Ultimately the committee voted 4-0 against moving forward with the state laptop proposal. A committee member representing sending schools from Carmel and Levant abstained.

In its stead, the committee intends to establish a subcommittee to look into increasing technology in the classrooms on their own and at their own pace.

The project was opposed by most of the half-dozen people who addressed the school committee, including school and town officials who had concerns about the durability of the laptops and having to train teachers in laptop use at a time when they already have many other competing requirements. Some also balked at the timing of the project and at suggestions that the state would really reimburse some of the costs to the towns.

“This is the wrong time for us to be jumping into something like this, as much as I’d love to see every kid have a laptop,” Town Manager Clint Deschene said, telling the committee that the school department would have to cut $1.4 million from its budget if a tax cap proposal passes this fall.

School officials also wondered about the equity and ramifications of having laptops just for freshmen, although the suggested cost of $720,000 to outfit all 584 high school students likely was even less palatable.

Hermon Middle School teacher Shawn Kimball, who heads the laptop program at the middle school, decried such high-end figures as “scare tactics” and he said that they were “way out of line.”

Kimball said that concerns that Walsh and others had about the laptops and integrating them into the curriculum had been worked out at the middle school level.

He pressed for Hermon to join other school systems in adopting the laptops for the high school. Hermon School Superintendent Patricia Duran said that as of a few days ago, the state had about half of the 8,400 students it needed to continue with its low-cost contract with Apple, the computer company providing the laptops.

Kimball left before the vote, but before he did, he warned that “the world is watching” Maine’s laptop program and the state could lose its beneficial contract with the computer company.

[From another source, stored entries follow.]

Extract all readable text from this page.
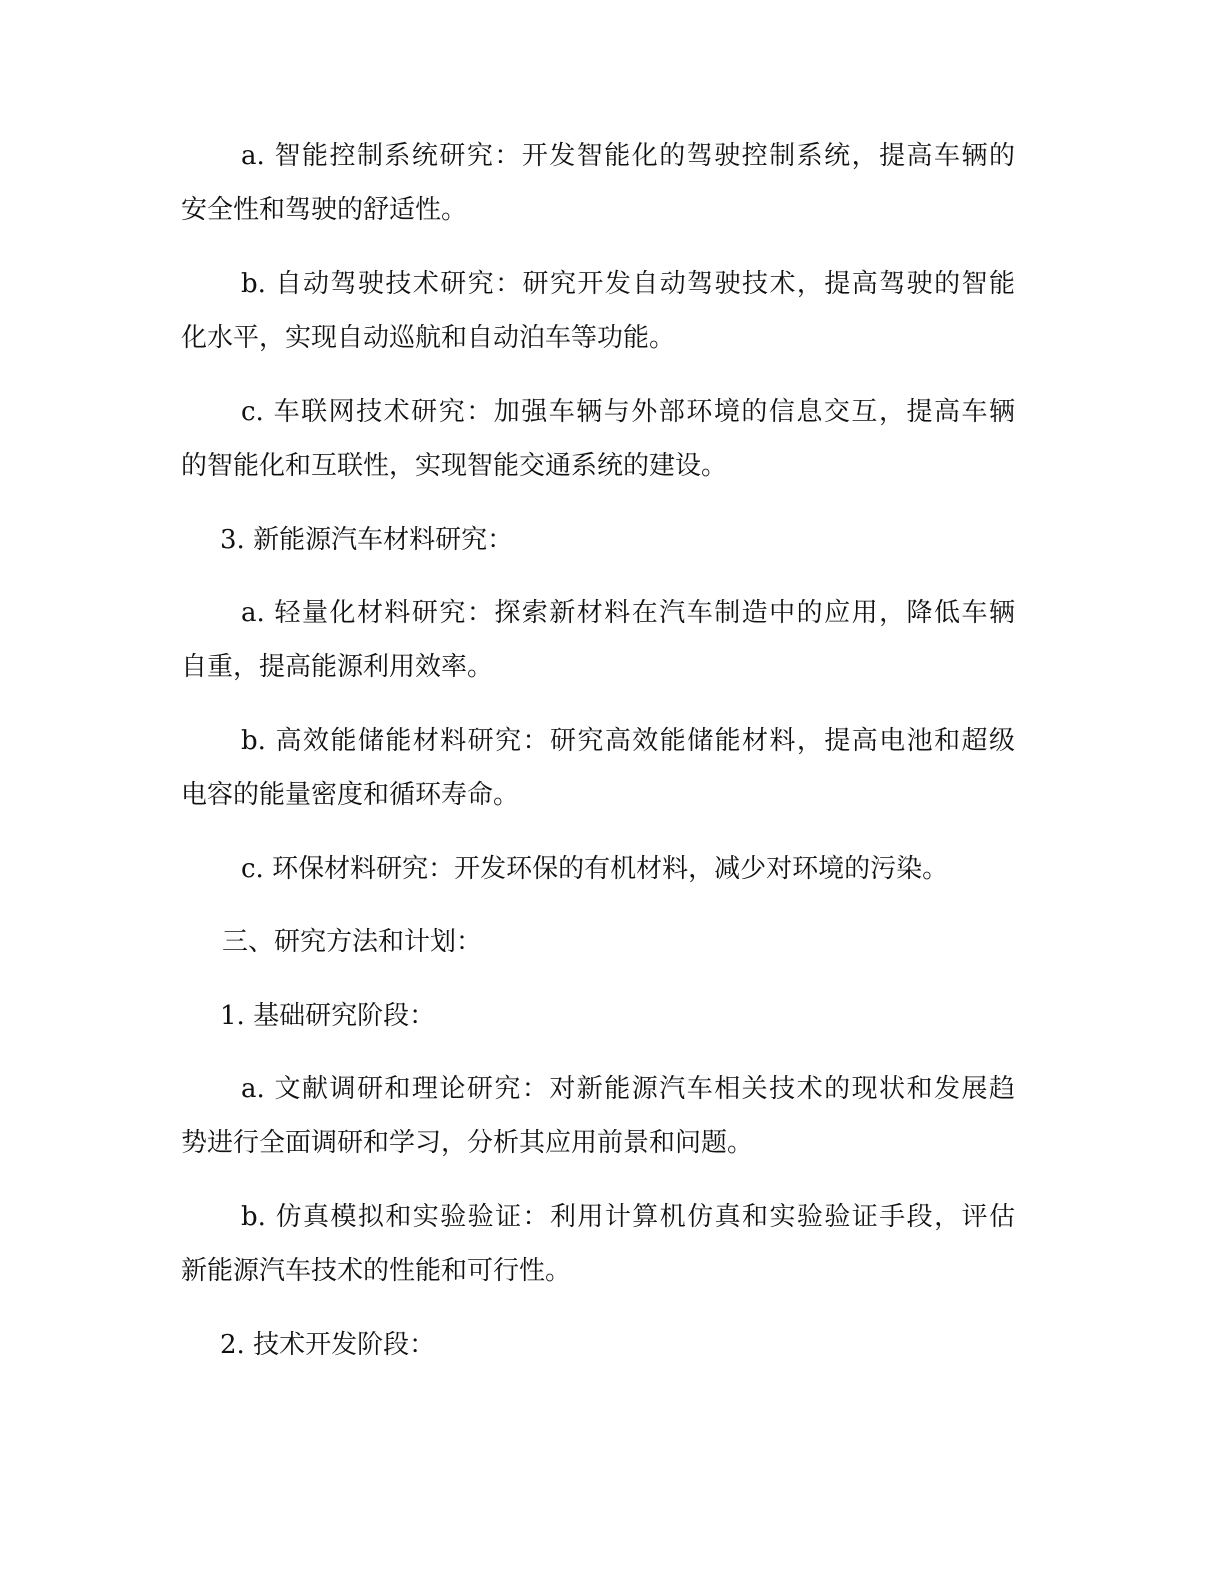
a. 智能控制系统研究：开发智能化的驾驶控制系统，提高车辆的
安全性和驾驶的舒适性。
b. 自动驾驶技术研究：研究开发自动驾驶技术，提高驾驶的智能
化水平，实现自动巡航和自动泊车等功能。
c. 车联网技术研究：加强车辆与外部环境的信息交互，提高车辆
的智能化和互联性，实现智能交通系统的建设。
3. 新能源汽车材料研究：
a. 轻量化材料研究：探索新材料在汽车制造中的应用，降低车辆
自重，提高能源利用效率。
b. 高效能储能材料研究：研究高效能储能材料，提高电池和超级
电容的能量密度和循环寿命。
c. 环保材料研究：开发环保的有机材料，减少对环境的污染。
三、研究方法和计划：
1. 基础研究阶段：
a. 文献调研和理论研究：对新能源汽车相关技术的现状和发展趋
势进行全面调研和学习，分析其应用前景和问题。
b. 仿真模拟和实验验证：利用计算机仿真和实验验证手段，评估
新能源汽车技术的性能和可行性。
2. 技术开发阶段：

“And there will never be a deal like that again, so it’s for the sake of all people, and I hope that Hermon would get the [laptops] for the sake of our own children,” Kimball said.

With an effective deadline of today for Maine school departments to sign up for the program, committee members such as Shelly Look were also feeling a little rushed and she warned against what she called “impulse shopping.”

Jeff Wheeler, director of information services for Hermon, may be wondering why Hermon needs laptops at all. Using outdated, castoff computers Wheeler and others have developed a networking system that provides computer access to all students who can reach their virtual desktops to do work in school or at home.

And although the network doesn’t have all the high-tech audio and video capabilities that Kimball said is increasingly becoming part of learning, Wheeler said with the money schools save with his system, they can put in high-tech labs to do the video jobs the students want and need.